As some one who is always on the look out for material on how to better manage human sources (confidential informants) I came across this audit of some of the issues The Bureau of Alcohol Tobacco, Firearms and Explosives (ATF) have had in managing confidential informants. 


For anyone involved in this business it is always good to read about what is and is not being done properly in other agencies. We should not be continuing to make the same mistakes. Take the time to read the full report and then check your own systems to ensure that you are not making the same mistakes.  Better do it now before you are audited or something else goes wrong and the lawyers come knocking at your door. 

Lets take a look at some of the recommendations here which I have paraphrased in more general terms. (My comments in italics)
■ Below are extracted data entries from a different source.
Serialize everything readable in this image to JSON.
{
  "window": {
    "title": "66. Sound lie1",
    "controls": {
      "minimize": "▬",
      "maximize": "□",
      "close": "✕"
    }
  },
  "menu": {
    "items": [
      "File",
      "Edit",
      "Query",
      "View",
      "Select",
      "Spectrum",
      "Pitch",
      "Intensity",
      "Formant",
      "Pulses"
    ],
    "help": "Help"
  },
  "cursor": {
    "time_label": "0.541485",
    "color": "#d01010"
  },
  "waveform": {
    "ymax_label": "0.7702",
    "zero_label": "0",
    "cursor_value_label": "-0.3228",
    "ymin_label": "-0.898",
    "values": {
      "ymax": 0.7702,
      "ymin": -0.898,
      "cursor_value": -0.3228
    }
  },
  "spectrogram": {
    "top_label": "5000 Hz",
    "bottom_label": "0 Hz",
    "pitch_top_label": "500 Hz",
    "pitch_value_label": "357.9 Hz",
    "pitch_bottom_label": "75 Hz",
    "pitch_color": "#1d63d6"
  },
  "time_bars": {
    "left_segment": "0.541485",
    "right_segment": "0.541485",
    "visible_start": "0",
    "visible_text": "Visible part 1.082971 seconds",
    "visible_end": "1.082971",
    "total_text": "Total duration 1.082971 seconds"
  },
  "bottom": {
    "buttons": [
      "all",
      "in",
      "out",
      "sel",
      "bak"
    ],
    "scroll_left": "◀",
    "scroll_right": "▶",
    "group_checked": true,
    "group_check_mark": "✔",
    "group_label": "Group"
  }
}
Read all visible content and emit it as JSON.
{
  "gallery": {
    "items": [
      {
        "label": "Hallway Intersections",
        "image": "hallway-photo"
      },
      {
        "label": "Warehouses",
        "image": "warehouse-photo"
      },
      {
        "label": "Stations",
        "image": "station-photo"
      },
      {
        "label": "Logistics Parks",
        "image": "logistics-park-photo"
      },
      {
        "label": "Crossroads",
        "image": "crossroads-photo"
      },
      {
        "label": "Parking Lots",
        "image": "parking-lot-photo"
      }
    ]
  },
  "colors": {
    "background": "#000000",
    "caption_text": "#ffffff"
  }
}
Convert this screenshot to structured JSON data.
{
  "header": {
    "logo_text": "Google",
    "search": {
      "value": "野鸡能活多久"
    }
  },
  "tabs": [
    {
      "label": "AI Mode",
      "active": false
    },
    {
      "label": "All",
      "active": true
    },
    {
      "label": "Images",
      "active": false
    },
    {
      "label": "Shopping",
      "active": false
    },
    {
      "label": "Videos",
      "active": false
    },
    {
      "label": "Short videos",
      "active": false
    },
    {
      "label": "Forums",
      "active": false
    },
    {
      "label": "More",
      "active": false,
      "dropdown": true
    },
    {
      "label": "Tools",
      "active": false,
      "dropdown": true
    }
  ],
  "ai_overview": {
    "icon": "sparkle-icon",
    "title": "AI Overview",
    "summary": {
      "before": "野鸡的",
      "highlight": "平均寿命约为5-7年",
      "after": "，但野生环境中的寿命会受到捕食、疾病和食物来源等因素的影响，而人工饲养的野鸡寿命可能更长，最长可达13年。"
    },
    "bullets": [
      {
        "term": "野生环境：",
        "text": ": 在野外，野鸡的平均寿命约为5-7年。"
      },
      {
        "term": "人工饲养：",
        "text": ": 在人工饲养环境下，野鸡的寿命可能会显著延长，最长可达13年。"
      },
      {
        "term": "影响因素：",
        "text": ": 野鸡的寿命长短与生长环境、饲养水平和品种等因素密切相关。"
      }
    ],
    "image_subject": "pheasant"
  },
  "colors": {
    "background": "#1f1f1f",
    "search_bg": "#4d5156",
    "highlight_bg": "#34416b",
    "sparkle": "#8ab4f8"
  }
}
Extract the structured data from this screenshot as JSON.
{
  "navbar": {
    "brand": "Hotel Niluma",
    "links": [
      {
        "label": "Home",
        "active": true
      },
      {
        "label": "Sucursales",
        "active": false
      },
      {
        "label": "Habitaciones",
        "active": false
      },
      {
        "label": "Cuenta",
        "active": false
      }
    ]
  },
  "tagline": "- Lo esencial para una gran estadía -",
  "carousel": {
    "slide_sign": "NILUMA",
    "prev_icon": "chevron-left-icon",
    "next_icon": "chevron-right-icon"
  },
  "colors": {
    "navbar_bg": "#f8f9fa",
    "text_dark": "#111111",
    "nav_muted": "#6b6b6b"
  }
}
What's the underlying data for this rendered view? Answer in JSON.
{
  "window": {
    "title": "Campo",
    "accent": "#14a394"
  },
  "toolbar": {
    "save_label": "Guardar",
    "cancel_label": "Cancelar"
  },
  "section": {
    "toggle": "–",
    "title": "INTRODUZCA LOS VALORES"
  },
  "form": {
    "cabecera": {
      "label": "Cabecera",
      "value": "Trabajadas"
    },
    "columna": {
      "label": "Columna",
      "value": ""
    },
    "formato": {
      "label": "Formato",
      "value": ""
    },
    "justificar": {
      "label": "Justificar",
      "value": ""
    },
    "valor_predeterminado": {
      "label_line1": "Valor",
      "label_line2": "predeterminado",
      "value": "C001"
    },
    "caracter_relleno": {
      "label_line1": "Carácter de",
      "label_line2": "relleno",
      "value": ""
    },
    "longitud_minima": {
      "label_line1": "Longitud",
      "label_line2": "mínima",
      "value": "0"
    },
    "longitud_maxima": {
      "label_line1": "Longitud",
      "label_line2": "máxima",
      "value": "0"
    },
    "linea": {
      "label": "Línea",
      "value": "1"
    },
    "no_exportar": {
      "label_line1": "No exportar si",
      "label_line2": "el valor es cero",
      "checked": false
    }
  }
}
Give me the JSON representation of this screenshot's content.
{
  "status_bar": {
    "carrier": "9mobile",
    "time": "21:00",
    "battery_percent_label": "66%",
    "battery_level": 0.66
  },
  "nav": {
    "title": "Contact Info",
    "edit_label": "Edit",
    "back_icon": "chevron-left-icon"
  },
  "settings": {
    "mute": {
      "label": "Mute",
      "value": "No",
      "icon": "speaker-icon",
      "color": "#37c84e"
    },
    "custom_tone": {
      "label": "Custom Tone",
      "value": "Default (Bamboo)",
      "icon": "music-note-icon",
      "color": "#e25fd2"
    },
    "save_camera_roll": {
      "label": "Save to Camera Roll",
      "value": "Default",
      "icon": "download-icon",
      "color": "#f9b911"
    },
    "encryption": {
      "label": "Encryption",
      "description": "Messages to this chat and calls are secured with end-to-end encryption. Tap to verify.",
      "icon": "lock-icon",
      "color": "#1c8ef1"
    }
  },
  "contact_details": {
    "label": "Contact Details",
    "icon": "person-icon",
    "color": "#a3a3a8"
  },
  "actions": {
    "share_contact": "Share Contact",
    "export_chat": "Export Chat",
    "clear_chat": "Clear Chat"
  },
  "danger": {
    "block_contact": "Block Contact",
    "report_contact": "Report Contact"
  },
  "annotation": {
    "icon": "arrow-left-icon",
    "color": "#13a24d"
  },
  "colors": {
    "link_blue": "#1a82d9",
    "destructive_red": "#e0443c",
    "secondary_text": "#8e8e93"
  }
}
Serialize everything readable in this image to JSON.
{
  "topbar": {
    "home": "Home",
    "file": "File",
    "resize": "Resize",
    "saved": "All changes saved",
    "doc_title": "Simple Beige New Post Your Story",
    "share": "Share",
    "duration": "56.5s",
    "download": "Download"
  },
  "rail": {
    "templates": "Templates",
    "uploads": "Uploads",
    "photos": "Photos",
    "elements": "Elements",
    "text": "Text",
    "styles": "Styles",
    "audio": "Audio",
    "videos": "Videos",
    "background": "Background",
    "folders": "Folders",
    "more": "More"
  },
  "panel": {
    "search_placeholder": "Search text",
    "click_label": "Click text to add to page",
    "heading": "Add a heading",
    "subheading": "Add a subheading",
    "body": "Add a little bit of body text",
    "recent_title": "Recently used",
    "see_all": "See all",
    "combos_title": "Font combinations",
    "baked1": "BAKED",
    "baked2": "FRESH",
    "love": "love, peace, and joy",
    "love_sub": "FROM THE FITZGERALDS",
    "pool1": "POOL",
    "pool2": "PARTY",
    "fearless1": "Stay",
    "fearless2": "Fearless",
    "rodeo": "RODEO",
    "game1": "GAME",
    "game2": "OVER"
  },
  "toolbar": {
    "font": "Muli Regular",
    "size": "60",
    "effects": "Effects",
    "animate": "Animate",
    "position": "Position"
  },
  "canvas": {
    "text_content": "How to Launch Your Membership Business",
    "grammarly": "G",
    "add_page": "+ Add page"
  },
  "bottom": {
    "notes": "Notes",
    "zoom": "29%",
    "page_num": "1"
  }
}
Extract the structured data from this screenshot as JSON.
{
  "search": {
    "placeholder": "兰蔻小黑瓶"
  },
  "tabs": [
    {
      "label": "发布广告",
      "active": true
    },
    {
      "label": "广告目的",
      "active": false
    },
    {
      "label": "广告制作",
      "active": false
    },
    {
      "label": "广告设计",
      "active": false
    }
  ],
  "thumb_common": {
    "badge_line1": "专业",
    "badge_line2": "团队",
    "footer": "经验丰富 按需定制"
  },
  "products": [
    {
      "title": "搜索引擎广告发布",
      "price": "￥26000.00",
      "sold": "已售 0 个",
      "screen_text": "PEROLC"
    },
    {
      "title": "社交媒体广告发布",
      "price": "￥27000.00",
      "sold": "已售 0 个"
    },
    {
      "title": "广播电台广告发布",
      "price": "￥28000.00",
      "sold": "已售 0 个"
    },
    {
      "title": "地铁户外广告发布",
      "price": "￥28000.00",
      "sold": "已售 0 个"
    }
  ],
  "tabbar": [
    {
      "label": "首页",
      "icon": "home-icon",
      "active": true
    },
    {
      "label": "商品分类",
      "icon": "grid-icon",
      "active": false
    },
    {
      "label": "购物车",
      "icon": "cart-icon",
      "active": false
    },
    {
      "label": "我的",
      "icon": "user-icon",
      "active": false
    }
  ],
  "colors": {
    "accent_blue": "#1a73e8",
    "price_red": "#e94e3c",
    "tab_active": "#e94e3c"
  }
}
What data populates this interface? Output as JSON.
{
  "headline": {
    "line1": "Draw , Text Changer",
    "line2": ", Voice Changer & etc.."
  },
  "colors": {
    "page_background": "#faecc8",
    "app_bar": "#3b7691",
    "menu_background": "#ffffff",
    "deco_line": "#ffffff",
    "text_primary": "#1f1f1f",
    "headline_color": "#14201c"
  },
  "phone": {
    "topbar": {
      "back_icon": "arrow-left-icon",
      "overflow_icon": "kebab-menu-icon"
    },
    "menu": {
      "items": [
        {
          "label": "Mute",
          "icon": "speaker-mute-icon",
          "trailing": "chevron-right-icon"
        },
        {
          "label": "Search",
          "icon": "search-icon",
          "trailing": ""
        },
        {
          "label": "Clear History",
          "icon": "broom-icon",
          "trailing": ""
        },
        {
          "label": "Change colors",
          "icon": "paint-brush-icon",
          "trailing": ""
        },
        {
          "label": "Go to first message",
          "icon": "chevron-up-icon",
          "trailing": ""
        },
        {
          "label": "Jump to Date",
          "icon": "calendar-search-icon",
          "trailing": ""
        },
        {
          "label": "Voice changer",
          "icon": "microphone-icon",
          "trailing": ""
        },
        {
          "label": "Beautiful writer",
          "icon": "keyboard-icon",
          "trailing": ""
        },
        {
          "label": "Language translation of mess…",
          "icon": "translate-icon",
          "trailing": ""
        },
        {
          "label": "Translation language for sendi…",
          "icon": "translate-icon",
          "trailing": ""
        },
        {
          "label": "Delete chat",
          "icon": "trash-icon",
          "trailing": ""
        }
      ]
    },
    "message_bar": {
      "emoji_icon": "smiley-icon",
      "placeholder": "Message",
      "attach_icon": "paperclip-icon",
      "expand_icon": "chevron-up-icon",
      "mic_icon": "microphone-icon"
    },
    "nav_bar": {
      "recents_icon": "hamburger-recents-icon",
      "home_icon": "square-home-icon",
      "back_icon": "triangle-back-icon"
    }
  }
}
  • Develop and implement a record-keeping system sufficient to maintain, in a single location, complete and reliable CI information.  - This is essential for every agency. All confidential informant records should be held in a central location.
  • Establish adequate procedures and controls within the system to ensure that all data is entered in a complete, consistent, and accurate manner, and that historical data is appropriately maintained.  Good training to manage informants and good supervision ensure good data entry.
  • Ensure that the system requires the capture and validation of additional confidential informant related information to assist in managing the confidential informant program. There has been be a way to capture any information to help the agency improve its capacity when it comes to managing informants
  • Implement a method to accurately and completely track all payment information for individual confidential informants. Money management is a serious concern in all CI programs. Good systems significantly reduce the risks to the officers and to the agency.

Managing confidential informants ( human sources ) is fraught with risk. Good systems reduce those risks.